ControlNet creates a trainable copy of the diffusion model's encoder blocks while keeping the original model weights completely frozen. The copy processes the conditioning signal (edges, depth, poses) and injects its outputs into the frozen model through zero-initialized convolution layers. Because the zero convolutions start at zero output, they initially have no effect on the base model, and the training process gradually learns how much spatial conditioning to inject.

4. How does CLIP enable zero-shot image classification?

Show Answer

CLIP trains an image encoder and a text encoder to produce embeddings in a shared vector space where matching image-text pairs are close together. For zero-shot classification, you encode the image and a set of candidate text labels (e.g., "a photo of a cat"), compute cosine similarity between the image embedding and each label embedding, and select the label with the highest similarity. No task-specific training or fine-tuning is needed.
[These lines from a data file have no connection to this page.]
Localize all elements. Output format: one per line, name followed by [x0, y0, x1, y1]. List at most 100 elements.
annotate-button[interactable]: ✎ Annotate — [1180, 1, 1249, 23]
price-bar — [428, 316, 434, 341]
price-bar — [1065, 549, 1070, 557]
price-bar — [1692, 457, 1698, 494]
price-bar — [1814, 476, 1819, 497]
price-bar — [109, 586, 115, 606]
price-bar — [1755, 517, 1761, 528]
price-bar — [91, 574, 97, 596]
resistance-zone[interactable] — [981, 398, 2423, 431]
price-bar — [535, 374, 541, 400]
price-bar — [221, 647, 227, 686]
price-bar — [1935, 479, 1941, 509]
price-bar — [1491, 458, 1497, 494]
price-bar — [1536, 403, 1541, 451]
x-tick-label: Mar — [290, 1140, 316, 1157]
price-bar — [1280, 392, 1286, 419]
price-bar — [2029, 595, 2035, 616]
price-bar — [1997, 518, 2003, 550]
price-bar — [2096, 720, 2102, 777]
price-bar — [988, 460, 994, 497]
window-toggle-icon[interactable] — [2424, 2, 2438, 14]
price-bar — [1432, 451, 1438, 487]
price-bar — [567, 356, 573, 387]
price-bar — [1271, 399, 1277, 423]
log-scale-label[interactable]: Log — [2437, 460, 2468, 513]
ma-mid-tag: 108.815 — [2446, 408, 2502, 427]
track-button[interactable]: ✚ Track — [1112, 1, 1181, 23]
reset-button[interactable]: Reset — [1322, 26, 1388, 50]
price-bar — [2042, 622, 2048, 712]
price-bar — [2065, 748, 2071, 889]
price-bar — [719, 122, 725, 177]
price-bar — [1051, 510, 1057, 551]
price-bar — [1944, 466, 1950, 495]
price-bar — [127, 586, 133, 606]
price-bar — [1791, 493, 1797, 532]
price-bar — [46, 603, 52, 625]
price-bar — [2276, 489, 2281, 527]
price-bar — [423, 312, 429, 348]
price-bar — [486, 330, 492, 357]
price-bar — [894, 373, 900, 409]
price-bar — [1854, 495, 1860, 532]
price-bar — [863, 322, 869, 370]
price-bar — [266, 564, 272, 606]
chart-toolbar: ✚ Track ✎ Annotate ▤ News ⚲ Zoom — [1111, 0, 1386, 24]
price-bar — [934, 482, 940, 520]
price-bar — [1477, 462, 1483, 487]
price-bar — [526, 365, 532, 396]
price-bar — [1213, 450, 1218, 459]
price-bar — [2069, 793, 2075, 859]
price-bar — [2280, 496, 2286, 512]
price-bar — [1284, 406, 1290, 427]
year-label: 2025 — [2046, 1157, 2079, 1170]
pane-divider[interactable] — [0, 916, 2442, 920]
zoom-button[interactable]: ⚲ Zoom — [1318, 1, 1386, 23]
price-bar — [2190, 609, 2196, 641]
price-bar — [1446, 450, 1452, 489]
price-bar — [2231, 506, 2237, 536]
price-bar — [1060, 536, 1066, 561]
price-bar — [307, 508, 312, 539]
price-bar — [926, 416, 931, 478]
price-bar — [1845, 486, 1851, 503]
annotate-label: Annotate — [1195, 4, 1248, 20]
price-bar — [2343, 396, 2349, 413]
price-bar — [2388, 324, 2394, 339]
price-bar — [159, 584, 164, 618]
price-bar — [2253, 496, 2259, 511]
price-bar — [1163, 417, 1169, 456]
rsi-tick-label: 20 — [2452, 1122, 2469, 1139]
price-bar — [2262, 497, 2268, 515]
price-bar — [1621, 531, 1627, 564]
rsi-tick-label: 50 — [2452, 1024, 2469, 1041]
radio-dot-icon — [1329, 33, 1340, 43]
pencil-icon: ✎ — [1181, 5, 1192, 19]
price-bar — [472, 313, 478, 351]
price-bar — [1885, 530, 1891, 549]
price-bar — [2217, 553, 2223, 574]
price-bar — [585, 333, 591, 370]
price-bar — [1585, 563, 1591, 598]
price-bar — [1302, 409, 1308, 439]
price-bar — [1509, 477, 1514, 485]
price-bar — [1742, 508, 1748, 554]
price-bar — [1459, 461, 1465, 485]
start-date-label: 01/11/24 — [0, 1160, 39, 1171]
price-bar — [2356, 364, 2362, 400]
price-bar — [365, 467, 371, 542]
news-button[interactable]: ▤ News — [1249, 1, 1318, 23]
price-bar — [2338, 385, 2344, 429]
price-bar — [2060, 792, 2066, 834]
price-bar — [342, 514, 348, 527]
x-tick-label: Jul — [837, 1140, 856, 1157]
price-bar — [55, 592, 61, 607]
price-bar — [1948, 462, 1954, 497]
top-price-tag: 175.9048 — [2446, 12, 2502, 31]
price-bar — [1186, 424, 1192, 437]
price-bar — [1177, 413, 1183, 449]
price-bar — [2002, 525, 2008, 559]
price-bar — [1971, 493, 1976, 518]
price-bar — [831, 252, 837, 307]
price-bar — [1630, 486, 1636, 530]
5. What is the key architectural difference between LLaVA-style and Gemini-style multimodal models?

Show Answer

LLaVA uses an adapter approach: it takes a pre-trained text LLM and connects a CLIP vision encoder through a learned projection layer, training only the projection and (optionally) fine-tuning the LLM. Gemini uses a native approach: it is trained from scratch on interleaved text, image, audio, and video data, so multimodal understanding is built into the model's core rather than added as an afterthought. The adapter approach is modular and customizable; the native approach potentially enables deeper cross-modal reasoning.

Key Takeaways

Diffusion models generate images by learning to reverse a noise-addition process. Latent diffusion (Stable Diffusion) makes this efficient by operating in compressed VAE latent space.
Flow matching (Flux, SD3) learns straighter generation paths, enabling high-quality images in 4 to 8 steps instead of 20 to 50 for standard diffusion.
Controlled generation techniques (ControlNet for spatial structure, IP-Adapter for style transfer) transform diffusion models from creative tools into precise production systems.
CLIP bridges vision and language through contrastive learning, enabling zero-shot classification and serving as the text encoder for most diffusion models.
Vision-language models (GPT-4V, LLaVA, Gemini) combine vision encoders with LLMs for free-form visual reasoning, with the choice between adapter and native architectures depending on requirements.
VLM hallucination remains a serious concern; always validate visual outputs for high-stakes applications.